Although the deployment is small – 100 men deployed between Poland, Latvia, Lithuania and Estonia, the announcement is symbolic at a time of accusations of Russia penetrating the airspace of North Atlantic Treaty Organisation (NATO) partner Turkey. Further, it provides a base and precedent for further reinforcement.
Speaking at a meeting of NATO defence ministers in Brussels, British secretary Michael Fallon said of the deployment: “This is further reassurance for our allies on the eastern flank of NATO – for the Baltic states and for Poland… That is part of our more persistent presence on the eastern side of NATO to respond to any further provocation and aggression”. The persistence of this deployment, which has also been underlined by a Ministry of Defence (MoD) spokesman who said it was to be a “long term presence in the Baltic states” is likely to cause significant consternation in Moscow.
Russia and NATO have long enjoyed an unnecessarily terse relationship over the accession of Eastern European, post-Soviet nations to the largely Western alliance. The Russian government assists reassurances were given by the United States and others at the end of the Cold War that NATO would not expand eastwards – an assertion the USA has since dismissed out of hand. It is not a clean cut matter – as noted by respected German news zine Der Spiegel, some senior American figures such as the former US ambassador to Moscow Jack Matlock have confirmed a “clear commitment” was given.
At the same time, Mikhail Gorbachev’s former foreign minister Eduard Shevardnadze has rubbished the idea.
Whether the eastward expansion agreement was indeed rooted in fact or not, another struck in 1997 is accepted by both sides, and yet appears to be threatened by Britain’s deployment. The agreement precludes the permanent deployment of NATO troops in Eastern and Baltic state nations, a point which has frustrated American ambitions to deploy troops to Poland and Romania in the recent past.

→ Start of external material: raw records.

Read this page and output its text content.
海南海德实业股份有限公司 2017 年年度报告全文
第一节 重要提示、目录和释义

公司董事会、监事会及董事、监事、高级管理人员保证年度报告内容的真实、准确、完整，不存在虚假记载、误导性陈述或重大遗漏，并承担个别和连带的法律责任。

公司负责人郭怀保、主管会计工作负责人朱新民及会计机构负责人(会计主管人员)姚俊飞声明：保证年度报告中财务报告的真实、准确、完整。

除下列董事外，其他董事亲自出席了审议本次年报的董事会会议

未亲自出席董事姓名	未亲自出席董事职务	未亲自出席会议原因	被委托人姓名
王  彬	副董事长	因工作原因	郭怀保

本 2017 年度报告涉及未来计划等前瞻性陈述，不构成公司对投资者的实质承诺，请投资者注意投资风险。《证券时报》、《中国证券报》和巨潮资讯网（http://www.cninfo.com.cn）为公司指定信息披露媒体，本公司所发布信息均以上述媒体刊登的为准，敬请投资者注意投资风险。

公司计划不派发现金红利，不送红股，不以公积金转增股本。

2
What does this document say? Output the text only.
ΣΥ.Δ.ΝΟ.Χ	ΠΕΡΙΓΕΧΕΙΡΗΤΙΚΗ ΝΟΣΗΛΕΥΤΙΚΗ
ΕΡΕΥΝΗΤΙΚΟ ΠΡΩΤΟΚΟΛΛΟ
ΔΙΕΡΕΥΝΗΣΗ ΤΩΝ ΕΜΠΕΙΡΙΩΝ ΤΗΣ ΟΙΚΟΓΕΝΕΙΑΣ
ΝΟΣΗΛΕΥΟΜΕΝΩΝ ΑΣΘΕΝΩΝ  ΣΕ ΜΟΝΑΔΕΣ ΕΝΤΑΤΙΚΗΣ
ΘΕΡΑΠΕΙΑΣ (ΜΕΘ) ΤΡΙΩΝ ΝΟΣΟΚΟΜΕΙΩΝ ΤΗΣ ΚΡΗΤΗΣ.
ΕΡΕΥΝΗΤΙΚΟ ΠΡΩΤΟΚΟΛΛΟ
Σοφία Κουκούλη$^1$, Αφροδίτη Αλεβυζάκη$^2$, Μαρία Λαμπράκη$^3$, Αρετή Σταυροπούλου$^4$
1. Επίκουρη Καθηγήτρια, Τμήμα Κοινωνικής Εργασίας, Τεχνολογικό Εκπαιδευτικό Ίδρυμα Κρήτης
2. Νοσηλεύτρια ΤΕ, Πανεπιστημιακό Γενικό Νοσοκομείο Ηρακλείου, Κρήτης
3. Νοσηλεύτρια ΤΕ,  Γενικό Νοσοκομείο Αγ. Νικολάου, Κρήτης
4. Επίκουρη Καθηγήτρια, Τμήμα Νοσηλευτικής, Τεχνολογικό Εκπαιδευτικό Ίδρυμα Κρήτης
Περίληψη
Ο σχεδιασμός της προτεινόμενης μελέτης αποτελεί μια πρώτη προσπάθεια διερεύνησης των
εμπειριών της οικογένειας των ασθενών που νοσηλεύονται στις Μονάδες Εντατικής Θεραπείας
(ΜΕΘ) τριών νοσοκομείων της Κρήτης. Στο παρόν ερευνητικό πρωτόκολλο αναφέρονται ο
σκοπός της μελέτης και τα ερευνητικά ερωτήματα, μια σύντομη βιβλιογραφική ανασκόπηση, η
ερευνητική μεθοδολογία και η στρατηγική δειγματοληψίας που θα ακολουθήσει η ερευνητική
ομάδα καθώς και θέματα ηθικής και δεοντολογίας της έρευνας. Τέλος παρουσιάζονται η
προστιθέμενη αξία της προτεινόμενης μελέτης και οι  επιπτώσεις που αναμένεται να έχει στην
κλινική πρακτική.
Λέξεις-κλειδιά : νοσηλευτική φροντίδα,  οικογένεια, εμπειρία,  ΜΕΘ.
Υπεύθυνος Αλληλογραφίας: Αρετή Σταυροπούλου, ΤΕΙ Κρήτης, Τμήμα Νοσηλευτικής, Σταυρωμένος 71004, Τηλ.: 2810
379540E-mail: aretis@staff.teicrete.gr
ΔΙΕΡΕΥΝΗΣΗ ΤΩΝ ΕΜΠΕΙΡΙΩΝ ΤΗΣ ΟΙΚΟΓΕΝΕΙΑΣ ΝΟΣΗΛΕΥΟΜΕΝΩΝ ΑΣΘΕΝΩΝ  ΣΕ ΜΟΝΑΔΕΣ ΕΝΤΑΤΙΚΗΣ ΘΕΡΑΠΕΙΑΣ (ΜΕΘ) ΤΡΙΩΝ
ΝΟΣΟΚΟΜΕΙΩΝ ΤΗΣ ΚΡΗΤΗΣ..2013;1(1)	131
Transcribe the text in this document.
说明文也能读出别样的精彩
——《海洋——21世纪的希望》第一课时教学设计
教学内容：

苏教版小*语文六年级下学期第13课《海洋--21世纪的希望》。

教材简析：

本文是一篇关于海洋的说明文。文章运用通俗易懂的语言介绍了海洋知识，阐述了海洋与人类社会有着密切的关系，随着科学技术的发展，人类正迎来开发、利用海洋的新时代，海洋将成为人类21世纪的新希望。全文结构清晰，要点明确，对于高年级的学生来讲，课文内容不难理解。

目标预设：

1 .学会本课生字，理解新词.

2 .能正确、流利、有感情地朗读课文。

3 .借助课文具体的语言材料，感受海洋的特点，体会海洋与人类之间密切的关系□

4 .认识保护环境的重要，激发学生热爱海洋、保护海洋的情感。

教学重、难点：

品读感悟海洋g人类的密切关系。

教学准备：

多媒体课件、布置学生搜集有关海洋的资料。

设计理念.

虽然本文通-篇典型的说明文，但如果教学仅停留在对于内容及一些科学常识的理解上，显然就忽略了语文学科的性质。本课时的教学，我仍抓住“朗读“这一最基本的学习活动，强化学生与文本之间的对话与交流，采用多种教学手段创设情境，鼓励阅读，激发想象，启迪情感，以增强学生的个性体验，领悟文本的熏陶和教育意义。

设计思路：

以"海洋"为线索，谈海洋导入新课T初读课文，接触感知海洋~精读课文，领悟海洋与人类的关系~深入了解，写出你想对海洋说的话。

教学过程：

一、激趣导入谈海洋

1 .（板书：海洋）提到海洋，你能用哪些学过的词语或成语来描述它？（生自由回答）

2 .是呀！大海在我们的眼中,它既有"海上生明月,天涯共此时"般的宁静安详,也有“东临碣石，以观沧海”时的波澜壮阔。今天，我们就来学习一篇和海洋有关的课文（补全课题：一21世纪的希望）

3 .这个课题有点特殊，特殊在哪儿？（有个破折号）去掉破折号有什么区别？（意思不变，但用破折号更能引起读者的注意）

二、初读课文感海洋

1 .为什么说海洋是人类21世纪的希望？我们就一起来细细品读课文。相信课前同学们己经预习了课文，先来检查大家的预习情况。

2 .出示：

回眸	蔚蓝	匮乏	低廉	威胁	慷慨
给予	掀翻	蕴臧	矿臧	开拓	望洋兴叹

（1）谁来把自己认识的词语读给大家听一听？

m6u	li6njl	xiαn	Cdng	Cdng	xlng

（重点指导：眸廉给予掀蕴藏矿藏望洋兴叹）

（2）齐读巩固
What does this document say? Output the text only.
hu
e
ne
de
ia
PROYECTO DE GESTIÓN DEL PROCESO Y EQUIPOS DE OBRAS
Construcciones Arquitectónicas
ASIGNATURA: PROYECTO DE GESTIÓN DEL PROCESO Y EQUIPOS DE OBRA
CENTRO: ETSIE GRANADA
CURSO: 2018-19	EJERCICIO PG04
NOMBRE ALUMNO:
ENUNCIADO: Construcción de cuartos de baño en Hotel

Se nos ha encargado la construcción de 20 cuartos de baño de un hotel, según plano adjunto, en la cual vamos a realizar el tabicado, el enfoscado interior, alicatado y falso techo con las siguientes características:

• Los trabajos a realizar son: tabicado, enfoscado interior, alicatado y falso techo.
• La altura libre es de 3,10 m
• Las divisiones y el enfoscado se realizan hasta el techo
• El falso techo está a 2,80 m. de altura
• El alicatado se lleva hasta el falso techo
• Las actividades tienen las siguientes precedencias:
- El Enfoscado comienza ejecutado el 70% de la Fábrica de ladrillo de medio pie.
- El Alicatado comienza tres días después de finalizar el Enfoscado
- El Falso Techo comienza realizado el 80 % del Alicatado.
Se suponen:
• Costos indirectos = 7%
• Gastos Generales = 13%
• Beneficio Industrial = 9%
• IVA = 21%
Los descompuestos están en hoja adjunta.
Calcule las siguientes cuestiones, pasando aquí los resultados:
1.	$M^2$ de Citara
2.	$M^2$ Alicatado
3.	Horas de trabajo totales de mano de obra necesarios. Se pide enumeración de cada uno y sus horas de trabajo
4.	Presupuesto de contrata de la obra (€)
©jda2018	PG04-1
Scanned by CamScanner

The carefully selected language – that the British deployment is “persistent” rather than “permanent” is likely to do little to reassure Moscow, yet the small scale is likely to be the ultimate ameliorating factor.
This is just the latest deployment of British forces to Eastern Europe in the past year. An interceptor unit of Royal Air Force Eurofighters was deployed to the Baltic earlier this year, playing their part in deterring the ever more common flights by Russian strategic aircraft. Late last year, Britain sent 1,300 troops and 350 military vehicles to Poland to take part in significant war-games simulating a thinly disguised Russian invasion of Eastern Europe.
The exercises were valuable to the British army not only in practising cooperation with eastern NATO allies, but also in the logistics of sending British main battle tanks to Eastern Europe by rail.